Ces ordres exécutés, l'embarcation, obéissant à l'impulsion du gouvernail, présenta d'abord le travers à la brise, puis tourna vivement sur elle-même.

—Larguez la toile mes gars, et laissons courir, dit Marcof.

Trois quarts d'heure ne s'étaient pas écoulés que le canot accostait le lougre. Le soleil s'élevait rapidement sur l'horizon. Marcof fit armer le grand canot, commanda les canotiers de service, et sans prendre le temps de descendre à terre il fit pousser au large.

La nouvelle embarcation était vaste et spacieuse, et pouvait aisément contenir trente hommes.

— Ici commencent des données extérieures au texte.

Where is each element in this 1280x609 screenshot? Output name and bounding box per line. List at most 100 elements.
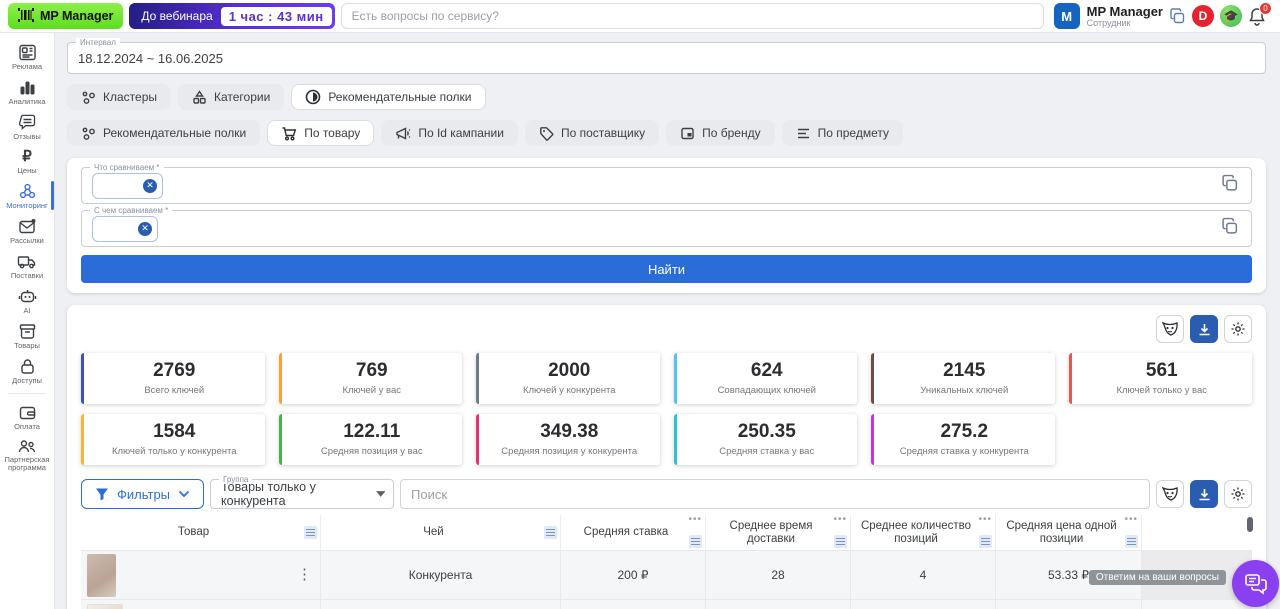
compare-what-label: Что сравниваем * (90, 163, 164, 172)
compare-what-field[interactable]: Что сравниваем * ✕ (81, 167, 1252, 204)
column-menu-icon[interactable] (304, 526, 317, 539)
interval-value[interactable]: 18.12.2024 ~ 16.06.2025 (68, 43, 1265, 73)
product-image[interactable] (87, 604, 123, 609)
group-select[interactable]: Группа Товары только у конкурента (210, 479, 394, 509)
sidebar-item-reklama[interactable]: Реклама (0, 39, 54, 74)
tab-rekomendatelnye-polki[interactable]: Рекомендательные полки (291, 84, 485, 110)
tabs-row-1: Кластеры Категории Рекомендательные полк… (67, 84, 1266, 110)
sidebar-item-otzyvy[interactable]: Отзывы (0, 109, 54, 144)
account-name: MP Manager (1087, 5, 1163, 18)
col-header-avg-positions[interactable]: Среднее количество позиций ••• (851, 515, 996, 550)
kebab-menu-icon[interactable]: ⋮ (297, 569, 312, 581)
copy-icon[interactable] (1169, 8, 1186, 25)
column-menu-icon[interactable] (834, 535, 847, 548)
table-scrollbar[interactable] (1247, 517, 1253, 532)
product-cell[interactable]: ⋮ (81, 550, 321, 599)
column-menu-icon[interactable] (544, 526, 557, 539)
settings-button[interactable] (1224, 315, 1252, 343)
ruble-icon: ₽ (22, 148, 32, 166)
sidebar-item-dostupy[interactable]: Доступы (0, 353, 54, 388)
partners-icon (17, 438, 37, 455)
tab2-rekomendatelnye-polki[interactable]: Рекомендательные полки (67, 120, 260, 146)
tab2-po-brendu[interactable]: По бренду (666, 120, 774, 146)
group-value: Товары только у конкурента (221, 480, 376, 508)
table-search-input[interactable] (400, 479, 1150, 509)
mail-icon (18, 217, 37, 236)
sidebar-item-oplata[interactable]: Оплата (0, 399, 54, 434)
col-header-avg-price[interactable]: Средняя цена одной позиции ••• (996, 515, 1142, 550)
table-row[interactable]: ⋮ Конкурента 270.24 ₽ 25 279 0.97 ₽ (81, 599, 1252, 609)
sidebar-item-partner[interactable]: Партнерская программа (0, 434, 54, 475)
compare-what-chip[interactable]: ✕ (92, 173, 163, 199)
table-row[interactable]: ⋮ Конкурента 200 ₽ 28 4 53.33 ₽ (81, 550, 1252, 599)
tab-kategorii[interactable]: Категории (178, 84, 284, 110)
notifications-button[interactable]: 0 (1248, 7, 1266, 26)
column-more-icon[interactable]: ••• (688, 517, 702, 523)
tab2-po-tovaru[interactable]: По товару (267, 120, 374, 146)
anonymize-button[interactable] (1156, 480, 1184, 508)
tab2-po-predmetu[interactable]: По предмету (782, 120, 903, 146)
anonymize-button[interactable] (1156, 315, 1184, 343)
dzen-icon[interactable]: D (1192, 5, 1214, 27)
webinar-banner[interactable]: До вебинара 1 час : 43 мин (129, 3, 334, 29)
app-logo[interactable]: MP Manager (8, 3, 123, 29)
stat-avg-bid-competitor: 275.2 Средняя ставка у конкурента (871, 414, 1055, 465)
sidebar-item-tseny[interactable]: ₽ Цены (0, 144, 54, 178)
tab2-po-postavshchiku[interactable]: По поставщику (525, 120, 659, 146)
main-content: Интервал 18.12.2024 ~ 16.06.2025 Кластер… (55, 33, 1280, 609)
mask-icon (1162, 322, 1178, 336)
product-cell[interactable]: ⋮ (81, 599, 321, 609)
trailing-cell (1142, 599, 1252, 609)
column-more-icon[interactable]: ••• (978, 517, 992, 523)
col-header-avg-delivery[interactable]: Среднее время доставки ••• (706, 515, 851, 550)
stat-matching-keys: 624 Совпадающих ключей (674, 353, 858, 404)
download-button[interactable] (1190, 315, 1218, 343)
sidebar: Реклама Аналитика Отзывы ₽ Цены Монитори… (0, 33, 55, 609)
top-bar: MP Manager До вебинара 1 час : 43 мин M … (0, 0, 1280, 33)
column-more-icon[interactable]: ••• (1124, 517, 1138, 523)
copy-icon[interactable] (1221, 174, 1239, 197)
brand-image-icon (680, 126, 695, 141)
column-menu-icon[interactable] (1125, 535, 1138, 548)
cluster-icon (81, 90, 96, 105)
sidebar-item-rassylki[interactable]: Рассылки (0, 213, 54, 248)
col-header-chey[interactable]: Чей (321, 515, 561, 550)
col-header-avg-bid[interactable]: Средняя ставка ••• (561, 515, 706, 550)
settings-button[interactable] (1224, 480, 1252, 508)
education-icon[interactable]: 🎓 (1220, 5, 1242, 27)
clear-icon[interactable]: ✕ (143, 179, 157, 193)
help-search-input[interactable] (341, 3, 1044, 29)
compare-with-field[interactable]: С чем сравниваем * ✕ (81, 210, 1252, 247)
sidebar-item-analitika[interactable]: Аналитика (0, 74, 54, 109)
column-more-icon[interactable]: ••• (833, 517, 847, 523)
filters-button[interactable]: Фильтры (81, 479, 204, 509)
account-block[interactable]: M MP Manager Сотрудник (1054, 3, 1163, 29)
find-button[interactable]: Найти (81, 255, 1252, 283)
sidebar-item-monitoring[interactable]: Мониторинг (0, 178, 54, 213)
owner-cell: Конкурента (321, 599, 561, 609)
download-icon (1197, 322, 1212, 337)
tab2-po-id-kampanii[interactable]: По Id кампании (381, 120, 518, 146)
stat-your-keys: 769 Ключей у вас (279, 353, 463, 404)
interval-label: Интервал (76, 38, 120, 47)
stat-only-competitor-keys: 1584 Ключей только у конкурента (81, 414, 265, 465)
chat-button[interactable] (1232, 560, 1279, 607)
compare-with-chip[interactable]: ✕ (92, 216, 158, 242)
wallet-icon (18, 403, 37, 422)
download-button[interactable] (1190, 480, 1218, 508)
webinar-label: До вебинара (141, 9, 212, 23)
column-menu-icon[interactable] (689, 535, 702, 548)
sidebar-item-ai[interactable]: AI (0, 283, 54, 318)
column-menu-icon[interactable] (979, 535, 992, 548)
avatar[interactable]: M (1054, 3, 1080, 29)
monitoring-nodes-icon (18, 182, 37, 201)
avg-price-cell: 0.97 ₽ (996, 599, 1142, 609)
clear-icon[interactable]: ✕ (138, 222, 152, 236)
col-header-tovar[interactable]: Товар (81, 515, 321, 550)
product-image[interactable] (87, 554, 116, 597)
tab-klastery[interactable]: Кластеры (67, 84, 171, 110)
sidebar-item-tovary[interactable]: Товары (0, 318, 54, 353)
copy-icon[interactable] (1221, 217, 1239, 240)
sidebar-item-postavki[interactable]: Поставки (0, 248, 54, 283)
interval-field[interactable]: Интервал 18.12.2024 ~ 16.06.2025 (67, 42, 1266, 74)
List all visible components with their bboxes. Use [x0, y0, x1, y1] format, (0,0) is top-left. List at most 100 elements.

Tenant admirablement la mer, et enlevée par douze avirons habilement maniés, elle luttait avec avantage contre le vent. Néanmoins, ce ne fut que vers l'approche de la nuit qu'elle parvint à gagner Audierne.

L'entrée du canot dans le petit port vient donc correspondre au moment où Jocelyn venait de reconnaître le chevalier de Tessy et le comte de Fougueray dans les habitants mystérieux de l'aile droite de l'abbaye de Plogastel, au moment aussi où Hermosa plaçait devant Raphaël la carafe de Syracuse contenant le poison des Borgia. Marcof, Jahoua, et Keinec se séparèrent pour aller aux renseignements.

Partout ils interrogèrent. Partout ils racontèrent brièvement la disparition d'Yvonne. Nulle part ils ne purent obtenir une seule parole qui les mît sur la trace des ravisseurs. Les deux jeunes gens étaient en proie au plus violent désespoir. Marcof seul conservait sa raison.